The open-label trial included 260 patients from sites in the United States and United Kingdom with measurable disease who had received at least one platinum-based regimen. They were randomly assigned between February 2014 and April 2018 to receive trametinib at 2 mg once daily (n = 130) or one of five physician’s choice of standard-of-care options selected prior to random assignment (n = 130). Patients with serous borderline tumors or tumors containing low-grade serous and high-grade serous carcinoma were excluded.

Standard-of-care options consisted of:

• Paclitaxel at 80 mg/m² on days 1, 8, and 15 of 28-day cycles (n = 14)
• Pegylated liposomal doxorubicin at 40 to 50 mg/m² once every 4 weeks (n = 37)
• Topotecan at 4 mg/m² on days 1, 8, and 15 of 28-day cycles (n = 9)
• Letrozole at 2.5 mg once daily (n = 43)
• Tamoxifen at 20 mg twice daily (n = 27).

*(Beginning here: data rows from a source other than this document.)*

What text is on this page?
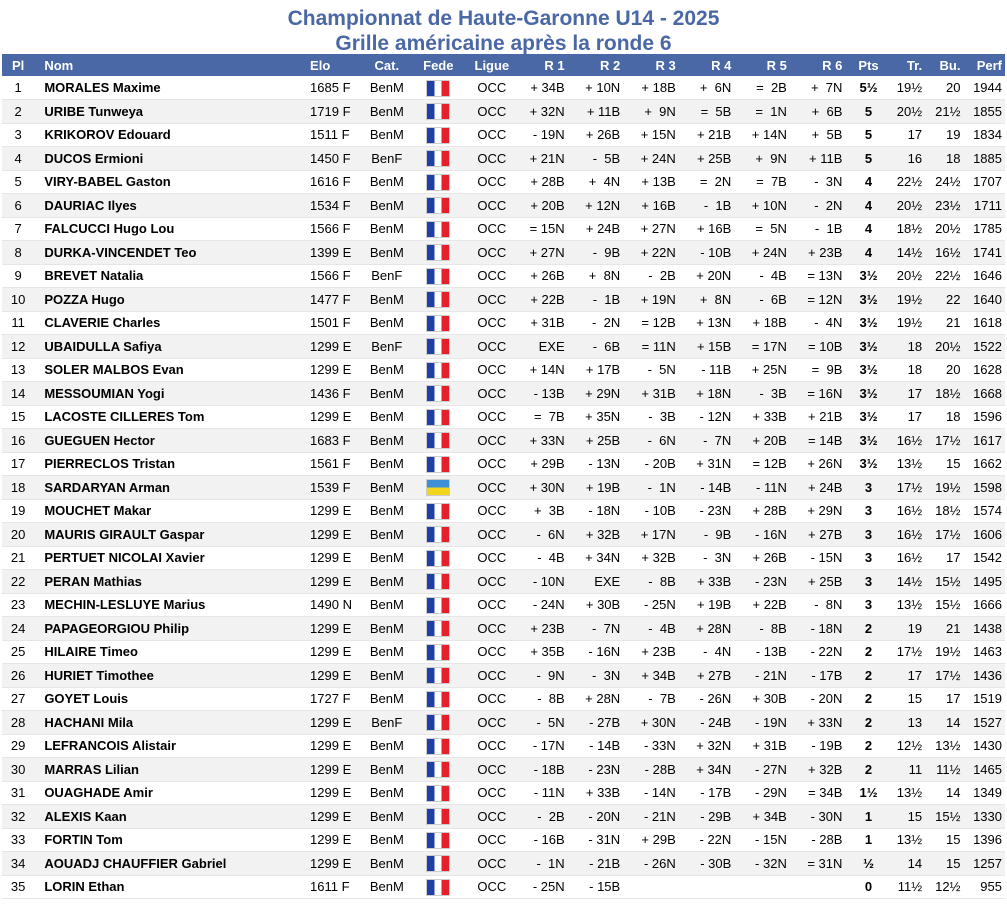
Championnat de Haute-Garonne U14 - 2025
Grille américaine après la ronde 6
Pl	Nom	Elo	Cat.	Fede	Ligue	R 1	R 2	R 3	R 4	R 5	R 6	Pts	Tr.	Bu.	Perf
1	MORALES Maxime	1685 F	BenM		OCC	+ 34B	+ 10N	+ 18B	+  6N	=  2B	+  7N	5½	19½	20	1944
2	URIBE Tunweya	1719 F	BenM		OCC	+ 32N	+ 11B	+  9N	=  5B	=  1N	+  6B	5	20½	21½	1855
3	KRIKOROV Edouard	1511 F	BenM		OCC	- 19N	+ 26B	+ 15N	+ 21B	+ 14N	+  5B	5	17	19	1834
4	DUCOS Ermioni	1450 F	BenF		OCC	+ 21N	-  5B	+ 24N	+ 25B	+  9N	+ 11B	5	16	18	1885
5	VIRY-BABEL Gaston	1616 F	BenM		OCC	+ 28B	+  4N	+ 13B	=  2N	=  7B	-  3N	4	22½	24½	1707
6	DAURIAC Ilyes	1534 F	BenM		OCC	+ 20B	+ 12N	+ 16B	-  1B	+ 10N	-  2N	4	20½	23½	1711
7	FALCUCCI Hugo Lou	1566 F	BenM		OCC	= 15N	+ 24B	+ 27N	+ 16B	=  5N	-  1B	4	18½	20½	1785
8	DURKA-VINCENDET Teo	1399 E	BenM		OCC	+ 27N	-  9B	+ 22N	- 10B	+ 24N	+ 23B	4	14½	16½	1741
9	BREVET Natalia	1566 F	BenF		OCC	+ 26B	+  8N	-  2B	+ 20N	-  4B	= 13N	3½	20½	22½	1646
10	POZZA Hugo	1477 F	BenM		OCC	+ 22B	-  1B	+ 19N	+  8N	-  6B	= 12N	3½	19½	22	1640
11	CLAVERIE Charles	1501 F	BenM		OCC	+ 31B	-  2N	= 12B	+ 13N	+ 18B	-  4N	3½	19½	21	1618
12	UBAIDULLA Safiya	1299 E	BenF		OCC	EXE	-  6B	= 11N	+ 15B	= 17N	= 10B	3½	18	20½	1522
13	SOLER MALBOS Evan	1299 E	BenM		OCC	+ 14N	+ 17B	-  5N	- 11B	+ 25N	=  9B	3½	18	20	1628
14	MESSOUMIAN Yogi	1436 F	BenM		OCC	- 13B	+ 29N	+ 31B	+ 18N	-  3B	= 16N	3½	17	18½	1668
15	LACOSTE CILLERES Tom	1299 E	BenM		OCC	=  7B	+ 35N	-  3B	- 12N	+ 33B	+ 21B	3½	17	18	1596
16	GUEGUEN Hector	1683 F	BenM		OCC	+ 33N	+ 25B	-  6N	-  7N	+ 20B	= 14B	3½	16½	17½	1617
17	PIERRECLOS Tristan	1561 F	BenM		OCC	+ 29B	- 13N	- 20B	+ 31N	= 12B	+ 26N	3½	13½	15	1662
18	SARDARYAN Arman	1539 F	BenM		OCC	+ 30N	+ 19B	-  1N	- 14B	- 11N	+ 24B	3	17½	19½	1598
19	MOUCHET Makar	1299 E	BenM		OCC	+  3B	- 18N	- 10B	- 23N	+ 28B	+ 29N	3	16½	18½	1574
20	MAURIS GIRAULT Gaspar	1299 E	BenM		OCC	-  6N	+ 32B	+ 17N	-  9B	- 16N	+ 27B	3	16½	17½	1606
21	PERTUET NICOLAI Xavier	1299 E	BenM		OCC	-  4B	+ 34N	+ 32B	-  3N	+ 26B	- 15N	3	16½	17	1542
22	PERAN Mathias	1299 E	BenM		OCC	- 10N	EXE	-  8B	+ 33B	- 23N	+ 25B	3	14½	15½	1495
23	MECHIN-LESLUYE Marius	1490 N	BenM		OCC	- 24N	+ 30B	- 25N	+ 19B	+ 22B	-  8N	3	13½	15½	1666
24	PAPAGEORGIOU Philip	1299 E	BenM		OCC	+ 23B	-  7N	-  4B	+ 28N	-  8B	- 18N	2	19	21	1438
25	HILAIRE Timeo	1299 E	BenM		OCC	+ 35B	- 16N	+ 23B	-  4N	- 13B	- 22N	2	17½	19½	1463
26	HURIET Timothee	1299 E	BenM		OCC	-  9N	-  3N	+ 34B	+ 27B	- 21N	- 17B	2	17	17½	1436
27	GOYET Louis	1727 F	BenM		OCC	-  8B	+ 28N	-  7B	- 26N	+ 30B	- 20N	2	15	17	1519
28	HACHANI Mila	1299 E	BenF		OCC	-  5N	- 27B	+ 30N	- 24B	- 19N	+ 33N	2	13	14	1527
29	LEFRANCOIS Alistair	1299 E	BenM		OCC	- 17N	- 14B	- 33N	+ 32N	+ 31B	- 19B	2	12½	13½	1430
30	MARRAS Lilian	1299 E	BenM		OCC	- 18B	- 23N	- 28B	+ 34N	- 27N	+ 32B	2	11	11½	1465
31	OUAGHADE Amir	1299 E	BenM		OCC	- 11N	+ 33B	- 14N	- 17B	- 29N	= 34B	1½	13½	14	1349
32	ALEXIS Kaan	1299 E	BenM		OCC	-  2B	- 20N	- 21N	- 29B	+ 34B	- 30N	1	15	15½	1330
33	FORTIN Tom	1299 E	BenM		OCC	- 16B	- 31N	+ 29B	- 22N	- 15N	- 28B	1	13½	15	1396
34	AOUADJ CHAUFFIER Gabriel	1299 E	BenM		OCC	-  1N	- 21B	- 26N	- 30B	- 32N	= 31N	½	14	15	1257
35	LORIN Ethan	1611 F	BenM		OCC	- 25N	- 15B					0	11½	12½	955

Treatment continued until disease progression or unacceptable toxicity; patients in the standard-of-care group were permitted to discontinue therapy after six cycles at the investigator’s discretion. After disease progression, patients in the standard-of-care group could cross over to receive trametinib. The primary endpoint was investigator-assessed progression-free survival.

Progression-Free Survival

At data cutoff (July 2019), median duration of follow-up was 31.5 months (interquartile range [IQR] = 18.1–43.3 months) in the trametinib group and 31.3 months (IQR = 15.7–41.9 months) in the standard-of-care group. Median progression-free survival was 13.0 months (95% confidence interval [CI] = 9.9–15.0 months) in the trametinib group vs 7.2 months (95% CI = 5.6–9.9 months) in the standard-of-care group (hazard ratio [HR] = 0.48, 95% CI = 0.36–0.64, P < .0001).

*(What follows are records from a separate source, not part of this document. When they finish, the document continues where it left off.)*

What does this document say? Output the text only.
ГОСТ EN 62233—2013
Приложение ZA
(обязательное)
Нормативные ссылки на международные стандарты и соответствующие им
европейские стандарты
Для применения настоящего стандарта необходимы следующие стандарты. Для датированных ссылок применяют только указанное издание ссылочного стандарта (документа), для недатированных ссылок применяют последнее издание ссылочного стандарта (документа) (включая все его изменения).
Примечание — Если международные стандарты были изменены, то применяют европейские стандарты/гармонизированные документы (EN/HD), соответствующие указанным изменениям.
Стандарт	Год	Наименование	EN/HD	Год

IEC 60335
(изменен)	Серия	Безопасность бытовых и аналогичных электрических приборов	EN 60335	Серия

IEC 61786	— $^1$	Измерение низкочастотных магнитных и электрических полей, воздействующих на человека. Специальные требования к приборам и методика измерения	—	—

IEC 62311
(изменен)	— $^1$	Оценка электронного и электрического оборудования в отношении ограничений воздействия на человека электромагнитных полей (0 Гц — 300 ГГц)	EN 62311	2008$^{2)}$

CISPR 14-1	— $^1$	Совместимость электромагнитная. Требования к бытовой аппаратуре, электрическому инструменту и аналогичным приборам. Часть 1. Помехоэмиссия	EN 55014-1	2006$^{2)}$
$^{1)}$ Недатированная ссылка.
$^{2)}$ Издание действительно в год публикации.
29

In a post-hoc analysis of 87 patients preplanned to receive letrozole if randomly assigned to the standard-of-care group, those randomly assigned to the trametinib group had longer progression-free survival vs those in the standard-of-care group (median = 15.0 months, 95% CI = 7.7–23.1 months, vs 10.6 months, 95% CI = 6.5–12.8 months; HR = 0.58, 95% CI = 0.36–0.95, P = .0085). Hazard ratios favored trametinib in analysis of patients preplanned to receive each of the other standard-of-care treatments, ranging from 0.22 to 0.71.

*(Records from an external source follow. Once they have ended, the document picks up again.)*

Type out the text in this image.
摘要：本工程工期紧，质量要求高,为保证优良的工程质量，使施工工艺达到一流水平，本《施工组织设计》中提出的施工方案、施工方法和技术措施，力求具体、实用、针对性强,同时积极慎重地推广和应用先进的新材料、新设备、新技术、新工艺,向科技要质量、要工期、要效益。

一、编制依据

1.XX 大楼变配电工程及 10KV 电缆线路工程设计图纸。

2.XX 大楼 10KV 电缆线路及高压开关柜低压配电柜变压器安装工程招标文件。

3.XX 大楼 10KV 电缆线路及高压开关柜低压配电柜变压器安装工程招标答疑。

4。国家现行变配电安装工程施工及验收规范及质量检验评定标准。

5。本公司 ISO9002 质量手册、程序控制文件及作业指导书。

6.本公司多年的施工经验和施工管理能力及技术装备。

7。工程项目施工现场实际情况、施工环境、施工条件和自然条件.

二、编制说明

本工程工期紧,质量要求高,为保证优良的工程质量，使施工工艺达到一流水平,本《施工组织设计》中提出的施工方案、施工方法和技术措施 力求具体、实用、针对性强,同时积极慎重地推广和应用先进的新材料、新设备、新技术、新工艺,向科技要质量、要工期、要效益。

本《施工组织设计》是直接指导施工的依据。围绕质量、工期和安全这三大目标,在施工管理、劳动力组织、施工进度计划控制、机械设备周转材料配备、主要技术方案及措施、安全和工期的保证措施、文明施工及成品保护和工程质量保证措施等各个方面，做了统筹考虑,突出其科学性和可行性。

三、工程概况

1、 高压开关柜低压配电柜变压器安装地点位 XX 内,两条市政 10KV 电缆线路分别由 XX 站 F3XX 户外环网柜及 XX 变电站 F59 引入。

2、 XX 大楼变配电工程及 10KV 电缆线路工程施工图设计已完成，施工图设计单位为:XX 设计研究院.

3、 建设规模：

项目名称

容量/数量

Objective response was achieved in 26% of patients in the trametinib group vs 6% of patients in the standard-of-care group (odds ratio = 5.4, 95% CI = 2.4–12.2, P < .0001). Objective response rates for the individual standard-of-care treatments were 14% for letrozole, 9% for paclitaxel, 3% pegylated liposomal doxorubicin, 0% for tamoxifen, and 0% for topotecan. Median duration of response was 13.6 months (IQR = 7.2–19.9 months) for trametinib vs 5.9 months (IQR = 4.0–12.2 months) for standard of care.

A total of 88 patients (68%) in the standard-of-care group crossed over to receive trametinib. Median overall survival was 37.6 months (95% CI = 32.0 months–not evaluable) in the trametinib group and 29.2 months (95% CI = 23.5–51.6 months) in the standard-of-care group (HR = 0.76, 95% CI = 0.51–1.12, P = .056), with the analysis including the effect of the patients crossing over to receive trametinib.

Adverse Events

The most common grade 3 or 4 adverse events in the trametinib group were skin rash (13%), anemia (13%), hypertension (12%), diarrhea (10%), nausea (9%), and fatigue (8%). The most common in the standard-of-care group were abdominal pain (17%), nausea (11%), anemia (10%), and vomiting (8%). Adverse events of special interest in the trametinib group included decreased ejection fraction in 10 patients (8%; grade 2 in 8, grade 3 in 2) and pneumonitis in 3 (2%; grade 1, 2, and 3 in 1 each).  Adverse events led to discontinuation of treatment in 36% vs 30% of patients. No treatment-related deaths were reported.

The investigators concluded, “Trametinib represents a new standard-of-care option for patients with recurrent low-grade serous carcinoma.”

Dr. Gershenson, of the Department of Gynecologic Oncology & Reproductive Medicine, The University of Texas MD Anderson Cancer Center, is the corresponding author for The Lancet article.

Disclosure: The study was funded by NRG Oncology, Cancer Research UK, Target Ovarian Cancer, and Novartis. For full disclosures of the study authors, visit thelancet.com.